Dating antique furniture handles

02-Mar-2017 03:17

Drawers (and backs) are also usually one of the cheapest components in furniture. Most modern pieces—even high-quality reproductions that look very genuine on the outside—use plywood in drawer construction.Hunting for antique American furniture is a popular pastime, but how do you really know what you're buying is a true classic, such as a Shaker or Chippendale piece?Also check to see if the hardware has been replaced: usually there will be marks or holes on the wood around the hardware.Note whether the drawer has dovetails, and whether they are machine-cut dovetails or hand-cut. This is usually a sign that the piece is indeed antique—and high-quality at that, since rear dovetails are very uncommon even in antiques.By examining the shape and condition of the furniture nails and screws as well as the wood and finish, you can get a fairly good idea of when the furniture was built, and possibly by whom.The video above provides a great introduction to dating antique furniture and what areas should be examined.Take note of the shape of the screws used to hold the furniture together.Are they tapered and pointed with smooth grooves, or are the ends cut and the slots offset?

Nuts are more common for antiques, while screws are a newer convention.If you are at an office or shared network, you can ask the network administrator to run a scan across the network looking for misconfigured or infected devices.This is a common enough question, but basically there is a standard set of elements to consider when determining whether or not your furniture is antique.Many people make the mistake of looking at one or two details while neglecting the rest, but judging antique furniture is a lot like judging a painting: look at the details, but also take in an overall perspective.For starters, look closely at the hardware—pulls, knobs, hinges, screws, nails, whatever. Keep in mind that hardware goes in and out of style just like everything else, so a large majority of antique furniture has had its hardware replaced at least once.

Nuts are more common for antiques, while screws are a newer convention.

If you are at an office or shared network, you can ask the network administrator to run a scan across the network looking for misconfigured or infected devices.

This is a common enough question, but basically there is a standard set of elements to consider when determining whether or not your furniture is antique.
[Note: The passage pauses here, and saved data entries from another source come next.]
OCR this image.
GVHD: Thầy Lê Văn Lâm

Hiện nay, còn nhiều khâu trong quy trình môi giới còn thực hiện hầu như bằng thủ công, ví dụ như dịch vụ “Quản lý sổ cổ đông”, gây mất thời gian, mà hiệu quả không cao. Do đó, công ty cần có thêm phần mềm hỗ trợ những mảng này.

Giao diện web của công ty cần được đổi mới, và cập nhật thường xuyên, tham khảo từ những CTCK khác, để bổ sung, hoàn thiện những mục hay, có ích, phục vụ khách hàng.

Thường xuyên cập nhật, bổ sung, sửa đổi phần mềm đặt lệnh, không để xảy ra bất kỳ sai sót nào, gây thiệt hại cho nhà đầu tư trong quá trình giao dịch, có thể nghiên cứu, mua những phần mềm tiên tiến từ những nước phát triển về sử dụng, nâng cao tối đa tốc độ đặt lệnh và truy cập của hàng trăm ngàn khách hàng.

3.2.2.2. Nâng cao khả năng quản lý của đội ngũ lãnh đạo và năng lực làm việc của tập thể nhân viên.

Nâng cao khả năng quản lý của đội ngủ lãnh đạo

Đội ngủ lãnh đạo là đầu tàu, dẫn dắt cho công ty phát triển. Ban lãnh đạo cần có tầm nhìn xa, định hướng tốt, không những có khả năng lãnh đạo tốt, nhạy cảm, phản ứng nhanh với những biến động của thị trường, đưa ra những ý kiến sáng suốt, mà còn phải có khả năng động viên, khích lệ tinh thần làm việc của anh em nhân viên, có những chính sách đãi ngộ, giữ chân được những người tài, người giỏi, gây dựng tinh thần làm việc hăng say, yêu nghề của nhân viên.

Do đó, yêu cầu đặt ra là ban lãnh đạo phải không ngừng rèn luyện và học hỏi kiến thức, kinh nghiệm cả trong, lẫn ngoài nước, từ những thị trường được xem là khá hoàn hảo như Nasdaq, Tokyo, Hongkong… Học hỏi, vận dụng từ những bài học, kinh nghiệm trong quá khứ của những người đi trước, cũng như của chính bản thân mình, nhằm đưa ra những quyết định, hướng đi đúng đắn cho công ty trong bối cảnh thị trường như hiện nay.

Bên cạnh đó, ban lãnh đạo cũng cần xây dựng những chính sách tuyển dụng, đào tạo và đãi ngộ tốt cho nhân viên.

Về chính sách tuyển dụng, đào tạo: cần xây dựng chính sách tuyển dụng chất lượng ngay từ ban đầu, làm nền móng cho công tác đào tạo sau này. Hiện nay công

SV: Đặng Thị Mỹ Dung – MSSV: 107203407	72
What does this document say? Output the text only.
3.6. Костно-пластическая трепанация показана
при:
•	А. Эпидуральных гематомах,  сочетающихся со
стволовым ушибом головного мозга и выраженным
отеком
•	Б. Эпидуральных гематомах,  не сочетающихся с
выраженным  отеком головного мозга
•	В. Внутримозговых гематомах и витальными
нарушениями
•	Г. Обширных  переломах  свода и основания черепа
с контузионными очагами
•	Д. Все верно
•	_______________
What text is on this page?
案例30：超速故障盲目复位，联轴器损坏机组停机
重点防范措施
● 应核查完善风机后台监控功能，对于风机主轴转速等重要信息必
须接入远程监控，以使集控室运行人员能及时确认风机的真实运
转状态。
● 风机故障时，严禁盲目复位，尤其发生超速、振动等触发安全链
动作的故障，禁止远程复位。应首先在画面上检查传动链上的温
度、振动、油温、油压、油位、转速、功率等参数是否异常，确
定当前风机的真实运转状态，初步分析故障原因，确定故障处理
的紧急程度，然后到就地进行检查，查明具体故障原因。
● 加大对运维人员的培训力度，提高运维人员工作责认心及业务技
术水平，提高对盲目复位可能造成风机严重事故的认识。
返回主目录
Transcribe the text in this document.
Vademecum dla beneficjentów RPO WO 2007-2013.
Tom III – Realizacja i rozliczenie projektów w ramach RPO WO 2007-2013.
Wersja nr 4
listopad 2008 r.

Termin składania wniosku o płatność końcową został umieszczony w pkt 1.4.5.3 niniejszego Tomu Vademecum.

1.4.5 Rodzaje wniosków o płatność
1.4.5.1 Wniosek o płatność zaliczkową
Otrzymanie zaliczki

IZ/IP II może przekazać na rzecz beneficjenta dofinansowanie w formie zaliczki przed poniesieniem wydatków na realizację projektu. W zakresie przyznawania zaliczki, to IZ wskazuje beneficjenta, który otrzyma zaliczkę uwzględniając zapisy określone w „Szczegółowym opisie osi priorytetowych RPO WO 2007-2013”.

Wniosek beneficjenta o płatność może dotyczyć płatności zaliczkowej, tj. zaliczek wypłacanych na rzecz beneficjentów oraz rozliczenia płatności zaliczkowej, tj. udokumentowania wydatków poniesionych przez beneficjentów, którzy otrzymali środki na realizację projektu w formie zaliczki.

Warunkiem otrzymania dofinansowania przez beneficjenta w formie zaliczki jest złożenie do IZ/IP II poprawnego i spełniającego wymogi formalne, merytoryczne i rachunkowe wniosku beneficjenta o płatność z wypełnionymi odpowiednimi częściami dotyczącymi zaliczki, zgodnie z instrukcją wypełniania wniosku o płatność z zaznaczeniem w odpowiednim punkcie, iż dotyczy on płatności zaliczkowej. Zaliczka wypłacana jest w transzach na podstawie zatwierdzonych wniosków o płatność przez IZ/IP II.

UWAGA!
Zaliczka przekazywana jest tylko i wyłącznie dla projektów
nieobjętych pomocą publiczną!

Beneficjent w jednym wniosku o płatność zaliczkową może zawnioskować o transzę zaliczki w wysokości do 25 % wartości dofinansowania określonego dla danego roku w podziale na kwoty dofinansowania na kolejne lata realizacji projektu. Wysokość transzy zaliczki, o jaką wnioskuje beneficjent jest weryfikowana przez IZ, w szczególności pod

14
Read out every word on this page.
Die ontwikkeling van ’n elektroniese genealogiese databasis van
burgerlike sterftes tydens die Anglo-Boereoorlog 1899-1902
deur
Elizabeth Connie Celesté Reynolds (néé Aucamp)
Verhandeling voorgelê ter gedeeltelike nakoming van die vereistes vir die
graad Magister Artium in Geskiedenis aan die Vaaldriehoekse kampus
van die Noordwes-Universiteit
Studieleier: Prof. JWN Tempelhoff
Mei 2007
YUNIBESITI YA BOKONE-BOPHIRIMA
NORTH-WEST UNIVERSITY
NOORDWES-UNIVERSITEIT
Many people make the mistake of looking at one or two details while neglecting the rest, but judging antique furniture is a lot like judging a painting: look at the details, but also take in an overall perspective.

For starters, look closely at the hardware—pulls, knobs, hinges, screws, nails, whatever. Keep in mind that hardware goes in and out of style just like everything else, so a large majority of antique furniture has had its hardware replaced at least once.

Look for areas that have been worn down or replaced.